Ante todos estos hechos, ¿no nos entra la desesperanza, no quedamos con angustia y desconcertados porque Dios lo permite? Por ello, Dios y la Iglesia nos regalan hoy este precioso salmo 26 para que lo oremos y lo hagamos nuestro: El Señor es mi luz y mi salvación, ¿a quién temeré? El Señor es la defensa de mi vida, ¿quién me hará temblar? […] Espero gozar de la dicha del Señor en el país de la vida. Espera en el Señor, sé valiente, ten ánimo, espera en el Señor.” Sí, hemos de esperar en el Señor. Sí, hemos de preparar el camino de Dios. Hemos de prepararlo, aunque no sea para nosotros, aunque sea para nuestros descendientes…, años o siglos después de que nosotros ya no estemos en este mundo.

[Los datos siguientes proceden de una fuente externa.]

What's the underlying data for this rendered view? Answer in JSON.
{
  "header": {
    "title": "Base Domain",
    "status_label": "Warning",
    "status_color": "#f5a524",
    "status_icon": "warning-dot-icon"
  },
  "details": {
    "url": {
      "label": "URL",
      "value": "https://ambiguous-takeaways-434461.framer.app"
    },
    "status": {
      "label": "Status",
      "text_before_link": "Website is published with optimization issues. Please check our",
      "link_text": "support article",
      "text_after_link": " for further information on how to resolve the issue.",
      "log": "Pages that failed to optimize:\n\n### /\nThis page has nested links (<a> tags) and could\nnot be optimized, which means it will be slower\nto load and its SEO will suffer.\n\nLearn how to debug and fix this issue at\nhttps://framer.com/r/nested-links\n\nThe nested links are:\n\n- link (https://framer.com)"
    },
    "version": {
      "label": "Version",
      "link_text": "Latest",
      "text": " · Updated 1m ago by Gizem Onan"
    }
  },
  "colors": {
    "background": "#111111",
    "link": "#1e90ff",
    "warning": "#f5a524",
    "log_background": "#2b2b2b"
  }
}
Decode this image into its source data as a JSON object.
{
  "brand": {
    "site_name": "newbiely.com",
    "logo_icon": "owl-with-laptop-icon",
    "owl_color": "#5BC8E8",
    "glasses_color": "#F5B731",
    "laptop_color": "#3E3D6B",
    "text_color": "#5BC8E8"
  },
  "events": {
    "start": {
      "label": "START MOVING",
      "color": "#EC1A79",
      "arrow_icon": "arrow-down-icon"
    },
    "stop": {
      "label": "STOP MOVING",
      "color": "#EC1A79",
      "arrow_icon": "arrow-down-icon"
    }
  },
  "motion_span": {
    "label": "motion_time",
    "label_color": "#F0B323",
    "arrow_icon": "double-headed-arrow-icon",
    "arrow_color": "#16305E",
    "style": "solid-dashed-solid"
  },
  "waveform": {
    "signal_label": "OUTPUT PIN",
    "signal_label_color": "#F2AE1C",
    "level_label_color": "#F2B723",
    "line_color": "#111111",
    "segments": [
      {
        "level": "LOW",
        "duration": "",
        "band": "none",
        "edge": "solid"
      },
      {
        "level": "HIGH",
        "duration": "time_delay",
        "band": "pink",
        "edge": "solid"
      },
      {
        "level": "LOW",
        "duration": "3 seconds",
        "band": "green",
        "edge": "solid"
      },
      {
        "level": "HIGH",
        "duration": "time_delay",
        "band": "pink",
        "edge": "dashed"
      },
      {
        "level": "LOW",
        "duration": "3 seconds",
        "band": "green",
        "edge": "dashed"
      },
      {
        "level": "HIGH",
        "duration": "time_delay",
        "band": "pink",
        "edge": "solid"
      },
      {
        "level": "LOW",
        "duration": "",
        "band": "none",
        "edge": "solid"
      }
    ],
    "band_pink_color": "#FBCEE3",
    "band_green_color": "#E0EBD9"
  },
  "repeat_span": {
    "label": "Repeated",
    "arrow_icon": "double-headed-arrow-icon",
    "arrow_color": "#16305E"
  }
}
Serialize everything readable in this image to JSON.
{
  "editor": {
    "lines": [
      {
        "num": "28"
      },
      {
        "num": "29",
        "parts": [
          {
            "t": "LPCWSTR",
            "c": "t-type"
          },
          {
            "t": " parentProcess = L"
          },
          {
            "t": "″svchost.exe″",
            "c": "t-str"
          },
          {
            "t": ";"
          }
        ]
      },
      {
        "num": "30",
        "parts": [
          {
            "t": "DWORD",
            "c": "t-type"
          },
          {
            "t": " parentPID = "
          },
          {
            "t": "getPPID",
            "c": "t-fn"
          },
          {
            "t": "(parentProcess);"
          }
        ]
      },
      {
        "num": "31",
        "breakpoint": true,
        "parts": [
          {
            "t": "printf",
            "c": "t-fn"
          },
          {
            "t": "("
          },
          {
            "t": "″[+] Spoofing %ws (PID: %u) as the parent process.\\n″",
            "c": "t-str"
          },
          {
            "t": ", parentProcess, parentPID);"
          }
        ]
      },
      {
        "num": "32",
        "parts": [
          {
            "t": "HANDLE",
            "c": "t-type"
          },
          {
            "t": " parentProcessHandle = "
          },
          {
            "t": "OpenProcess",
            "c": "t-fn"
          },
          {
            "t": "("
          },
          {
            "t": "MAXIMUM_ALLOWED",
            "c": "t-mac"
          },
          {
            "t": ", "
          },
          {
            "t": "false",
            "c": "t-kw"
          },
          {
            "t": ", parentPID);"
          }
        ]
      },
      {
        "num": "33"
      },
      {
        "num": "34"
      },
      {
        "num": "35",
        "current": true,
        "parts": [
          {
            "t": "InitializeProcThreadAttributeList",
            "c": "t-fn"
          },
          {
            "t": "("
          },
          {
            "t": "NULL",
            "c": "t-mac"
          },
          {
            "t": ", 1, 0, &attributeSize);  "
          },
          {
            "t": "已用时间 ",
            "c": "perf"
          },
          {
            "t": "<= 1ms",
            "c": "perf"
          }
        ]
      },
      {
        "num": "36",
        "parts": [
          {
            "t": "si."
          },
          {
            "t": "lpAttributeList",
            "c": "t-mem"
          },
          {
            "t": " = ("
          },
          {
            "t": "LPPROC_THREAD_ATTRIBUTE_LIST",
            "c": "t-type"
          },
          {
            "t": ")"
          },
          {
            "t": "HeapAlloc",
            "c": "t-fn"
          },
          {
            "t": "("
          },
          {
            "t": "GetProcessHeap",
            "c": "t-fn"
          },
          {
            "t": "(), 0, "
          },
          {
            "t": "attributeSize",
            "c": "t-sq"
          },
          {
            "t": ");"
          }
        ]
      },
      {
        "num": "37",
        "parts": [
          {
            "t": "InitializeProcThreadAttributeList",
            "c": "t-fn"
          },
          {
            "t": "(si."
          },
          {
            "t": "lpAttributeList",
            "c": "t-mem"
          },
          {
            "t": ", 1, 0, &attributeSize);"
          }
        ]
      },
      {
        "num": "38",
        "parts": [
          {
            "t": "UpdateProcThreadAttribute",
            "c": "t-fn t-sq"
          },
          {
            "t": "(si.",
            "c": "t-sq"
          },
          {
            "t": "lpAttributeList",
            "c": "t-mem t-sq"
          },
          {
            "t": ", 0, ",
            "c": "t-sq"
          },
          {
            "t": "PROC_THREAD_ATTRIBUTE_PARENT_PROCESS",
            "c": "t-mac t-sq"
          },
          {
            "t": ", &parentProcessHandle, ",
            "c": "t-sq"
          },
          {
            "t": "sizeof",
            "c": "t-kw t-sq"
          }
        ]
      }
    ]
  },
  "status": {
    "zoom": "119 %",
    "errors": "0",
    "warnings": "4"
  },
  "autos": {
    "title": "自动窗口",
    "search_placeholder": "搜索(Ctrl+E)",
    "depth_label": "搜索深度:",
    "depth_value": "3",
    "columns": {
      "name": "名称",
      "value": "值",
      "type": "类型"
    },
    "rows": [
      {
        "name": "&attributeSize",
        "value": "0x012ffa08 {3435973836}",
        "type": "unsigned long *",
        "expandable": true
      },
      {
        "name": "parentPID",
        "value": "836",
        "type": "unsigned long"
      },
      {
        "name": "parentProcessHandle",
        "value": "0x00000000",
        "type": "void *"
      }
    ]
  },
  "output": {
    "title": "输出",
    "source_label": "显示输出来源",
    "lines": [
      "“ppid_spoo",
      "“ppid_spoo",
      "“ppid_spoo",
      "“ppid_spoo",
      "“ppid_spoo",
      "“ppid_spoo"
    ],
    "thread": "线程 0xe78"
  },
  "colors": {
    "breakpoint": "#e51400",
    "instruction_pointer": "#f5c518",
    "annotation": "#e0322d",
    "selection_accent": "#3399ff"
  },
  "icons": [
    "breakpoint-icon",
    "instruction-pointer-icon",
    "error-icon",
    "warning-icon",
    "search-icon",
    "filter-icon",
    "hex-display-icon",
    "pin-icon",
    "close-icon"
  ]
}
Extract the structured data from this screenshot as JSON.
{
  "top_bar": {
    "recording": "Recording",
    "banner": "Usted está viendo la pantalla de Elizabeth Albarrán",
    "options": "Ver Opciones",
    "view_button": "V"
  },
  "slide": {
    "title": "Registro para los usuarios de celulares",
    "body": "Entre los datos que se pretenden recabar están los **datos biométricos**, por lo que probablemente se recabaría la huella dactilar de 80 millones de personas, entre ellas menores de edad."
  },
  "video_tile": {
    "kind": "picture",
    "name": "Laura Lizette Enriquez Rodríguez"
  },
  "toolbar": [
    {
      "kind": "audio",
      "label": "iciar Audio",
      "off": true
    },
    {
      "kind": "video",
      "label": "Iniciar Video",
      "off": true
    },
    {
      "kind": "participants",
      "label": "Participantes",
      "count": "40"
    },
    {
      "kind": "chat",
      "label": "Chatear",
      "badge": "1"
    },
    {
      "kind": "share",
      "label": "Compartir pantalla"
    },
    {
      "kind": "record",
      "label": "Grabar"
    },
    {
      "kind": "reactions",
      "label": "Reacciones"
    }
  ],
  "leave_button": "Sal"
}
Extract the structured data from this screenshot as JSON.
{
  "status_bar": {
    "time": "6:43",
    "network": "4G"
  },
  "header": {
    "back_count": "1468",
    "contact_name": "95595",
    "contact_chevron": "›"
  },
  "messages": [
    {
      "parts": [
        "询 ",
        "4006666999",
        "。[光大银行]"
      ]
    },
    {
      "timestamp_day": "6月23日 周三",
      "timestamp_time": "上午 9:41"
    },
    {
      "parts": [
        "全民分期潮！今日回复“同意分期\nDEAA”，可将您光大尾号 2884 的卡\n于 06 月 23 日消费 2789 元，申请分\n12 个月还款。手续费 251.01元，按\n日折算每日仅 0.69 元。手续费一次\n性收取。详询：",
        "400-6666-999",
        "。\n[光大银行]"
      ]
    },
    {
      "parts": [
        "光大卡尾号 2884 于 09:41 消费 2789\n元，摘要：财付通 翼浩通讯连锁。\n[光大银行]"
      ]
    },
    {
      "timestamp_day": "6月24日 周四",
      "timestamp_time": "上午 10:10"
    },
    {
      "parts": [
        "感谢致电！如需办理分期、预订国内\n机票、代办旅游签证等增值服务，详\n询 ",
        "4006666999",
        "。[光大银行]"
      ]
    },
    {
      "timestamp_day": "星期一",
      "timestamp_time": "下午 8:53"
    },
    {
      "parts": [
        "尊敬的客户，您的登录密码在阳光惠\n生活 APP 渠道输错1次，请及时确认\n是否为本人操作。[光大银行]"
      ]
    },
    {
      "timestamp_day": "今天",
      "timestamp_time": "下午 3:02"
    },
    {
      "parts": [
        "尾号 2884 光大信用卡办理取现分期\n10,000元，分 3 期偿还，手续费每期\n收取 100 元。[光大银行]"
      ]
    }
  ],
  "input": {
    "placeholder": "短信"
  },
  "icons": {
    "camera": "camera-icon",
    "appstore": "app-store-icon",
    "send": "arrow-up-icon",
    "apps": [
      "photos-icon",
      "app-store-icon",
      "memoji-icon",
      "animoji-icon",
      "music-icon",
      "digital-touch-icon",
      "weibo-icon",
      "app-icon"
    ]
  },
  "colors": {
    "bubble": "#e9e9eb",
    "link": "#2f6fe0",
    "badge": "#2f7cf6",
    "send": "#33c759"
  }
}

Recuerdo un texto muy bello, que ilumina esta idea que os estoy diciendo. El libro de Judit, del Antiguo Testamento, nos narra que estaban los judíos sitiados por el ejército de Nabucodonosor, que quería rendirlos por hambre y por sed. Los judíos aguantaron lo que pudieron y luego acordaron esperar otros 5 días más a que Dios les liberara. Si no lo hacía en ese tiempo, entonces se entregarían a Nabucodonosor. En aquellos momentos surge una mujer, Judit, que dice lo siguiente: “‘Escúchadme, por favor, jefes de la población de Betulia. Os equivocasteis hoy ante el pueblo, al jurar solemnemente que entregaríais la ciudad a nuestros enemigos, si el Señor no viene a ayudarnos en el término fijado. Al fin de cuentas, ¿quiénes sois vosotros para tentar así a Dios y usurpar su lugar entre los hombres? ¡Ahora vosotros ponéis a prueba al Señor todopoderoso, pero esto significa que nunca entenderéis nada! Si vosotros sois incapaces de escrutar las profundidades del corazón del hombre y de penetrar los razonamientos de su mente, ¿cómo pretendéis sondear a Dios, que ha hecho todas estas cosas, y conocer su pensamiento o comprender sus designios? No, hermanos; cuidaros de provocar la ira del Señor, nuestro Dios. Porque si él no quiere venir a ayudarnos en el término de cinco días, tiene poder para protegernos cuando El quiera o para destruirnos ante nuestros enemigos. No exijáis entonces garantías a los designios del Señor, nuestro Dios, porque Dios no cede a las amenazas como un hombre ni se le impone nada como a un mortal. Por lo tanto, invoquemos su ayuda, esperando pacientemente su salvación, y él nos escuchará, si ésa es su voluntad’ (Jdt. 8, 11-17).